Phillip, with his absence, was throwing her into the arms of a man that she wasn’t sure she wanted. Lucas called upon her regularly. He sent her flowers. He waltzed with her twice at every ball. Lucas once dared to ask after her family, and she could see the guilt and pain in his eyes when she answered, “I don’t know how they are faring.” After that, they did not speak at all of their past. They spoke of how they enjoyed London, and Lucas described his estate, Bradley Park, at great length.
Lucas Frost’s intentions were clear.
He meant to make an honest woman of her at last. But would marriage to him right all those wrongs from so many years ago?
“You are distracted tonight,” Lucas said, exerting a gentle pressure upon her palm to remind her to pay attention to him while they waltzed.
“My apologies,” she replied.
“If you are worried about my thoughts regarding the object of your recent illustration, I can assure you, it matters not to me.”
“How gracious of you to say so,” she said, hoping to conceal the annoyance she felt. He thought she cared for his good opinion, and in this moment she realized she did not. Had a small part of her hoped, all along, that Lucas would realize it was Phillip and leave her alone? Maybe.
“But perhaps you might confide in me as to which twin you have portrayed,” Lucas suggested with a smile. “I confess I am curious.”
“Hmmm,” Angela murmured thoughtfully. She was mad as hell at Phillip. He had hurt her horribly. But she had loved him truly, purely, and deeply. She would not degrade that by letting it be common gossip or using it as a convenient way to push Lucas and his affections away from her.

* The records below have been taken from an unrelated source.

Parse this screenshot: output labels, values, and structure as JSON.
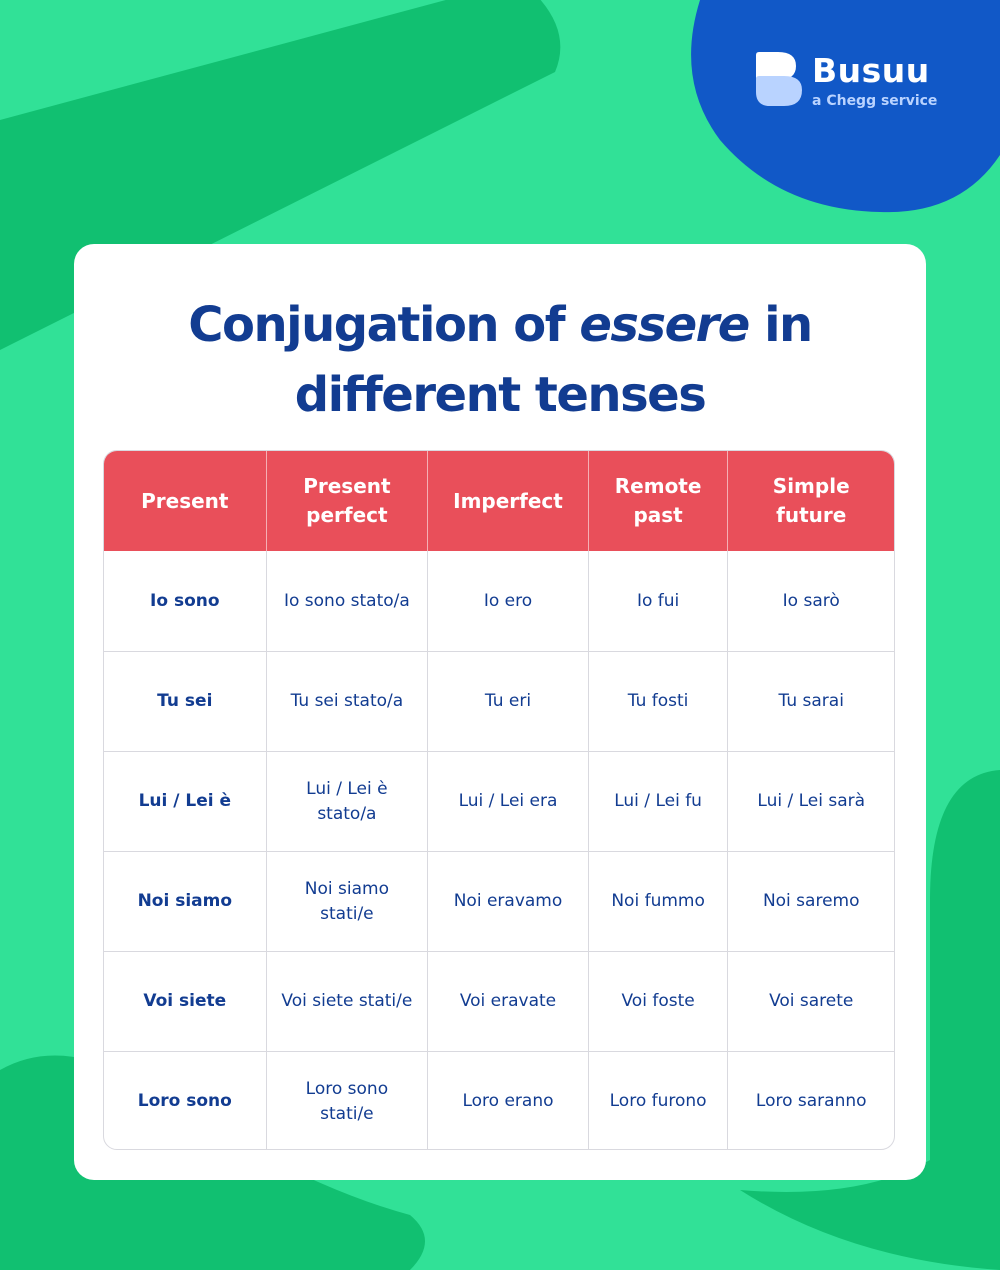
{
  "colors": {
    "background": "#31e197",
    "background_shape": "#11c071",
    "blob": "#1158c7",
    "title": "#123c91",
    "header_row": "#e94f5a",
    "card": "#ffffff"
  },
  "logo": {
    "icon": "busuu-logo-icon",
    "name": "Busuu",
    "tagline": "a Chegg service"
  },
  "title": {
    "before": "Conjugation of ",
    "emphasis": "essere",
    "after": " in different tenses"
  },
  "table": {
    "headers": [
      "Present",
      "Present perfect",
      "Imperfect",
      "Remote past",
      "Simple future"
    ],
    "rows": [
      [
        "Io sono",
        "Io sono stato/a",
        "Io ero",
        "Io fui",
        "Io sarò"
      ],
      [
        "Tu sei",
        "Tu sei stato/a",
        "Tu eri",
        "Tu fosti",
        "Tu sarai"
      ],
      [
        "Lui / Lei è",
        "Lui / Lei è stato/a",
        "Lui / Lei era",
        "Lui / Lei fu",
        "Lui / Lei sarà"
      ],
      [
        "Noi siamo",
        "Noi siamo stati/e",
        "Noi eravamo",
        "Noi fummo",
        "Noi saremo"
      ],
      [
        "Voi siete",
        "Voi siete stati/e",
        "Voi eravate",
        "Voi foste",
        "Voi sarete"
      ],
      [
        "Loro sono",
        "Loro sono stati/e",
        "Loro erano",
        "Loro furono",
        "Loro saranno"
      ]
    ]
  }
}
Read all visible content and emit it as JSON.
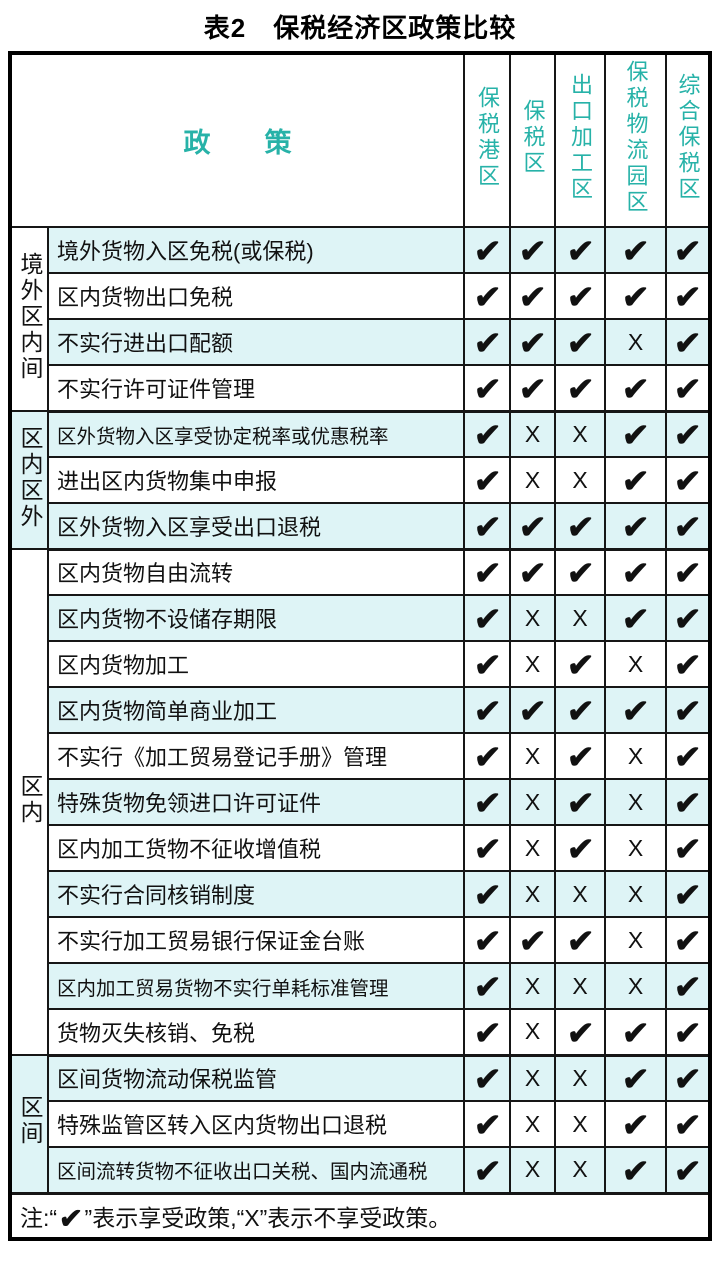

And that was how she knew for certain that she loved Phillip still.
Even though she was mad as hell. Lord save him from her wrath if he ever did return.
“I fear your silence reveals everything,” Lucas said.
“Does it confirm your worst suspicions?”
“To me, you are still the innocent, romantic girl you were at seventeen. I cannot see you any other way.”
In other words, he was blind to the woman she had become.
“And what of you, Lucas? Are you still the man I knew?”
“No,” he said sadly. “And I so wish I was. If we were together now, Angela, perhaps . . .”
The waltz concluded before he could voice the remainder of his thought. But she knew what he meant all the same. If they were together again, married at last, they could pretend the intervening years had never happened and be who they once were years ago.
Lucas certainly offered a second chance.
Or was it her last chance at marriage, a family, and something like love?
 
A FEW DAYS LATER ...
 
Phillip looked at the address on the sheet of paper in his hand and then up at the town house before him:
Number Four, Berkeley Square.
His courage and determination started to fade. He knew this address. He knew this house.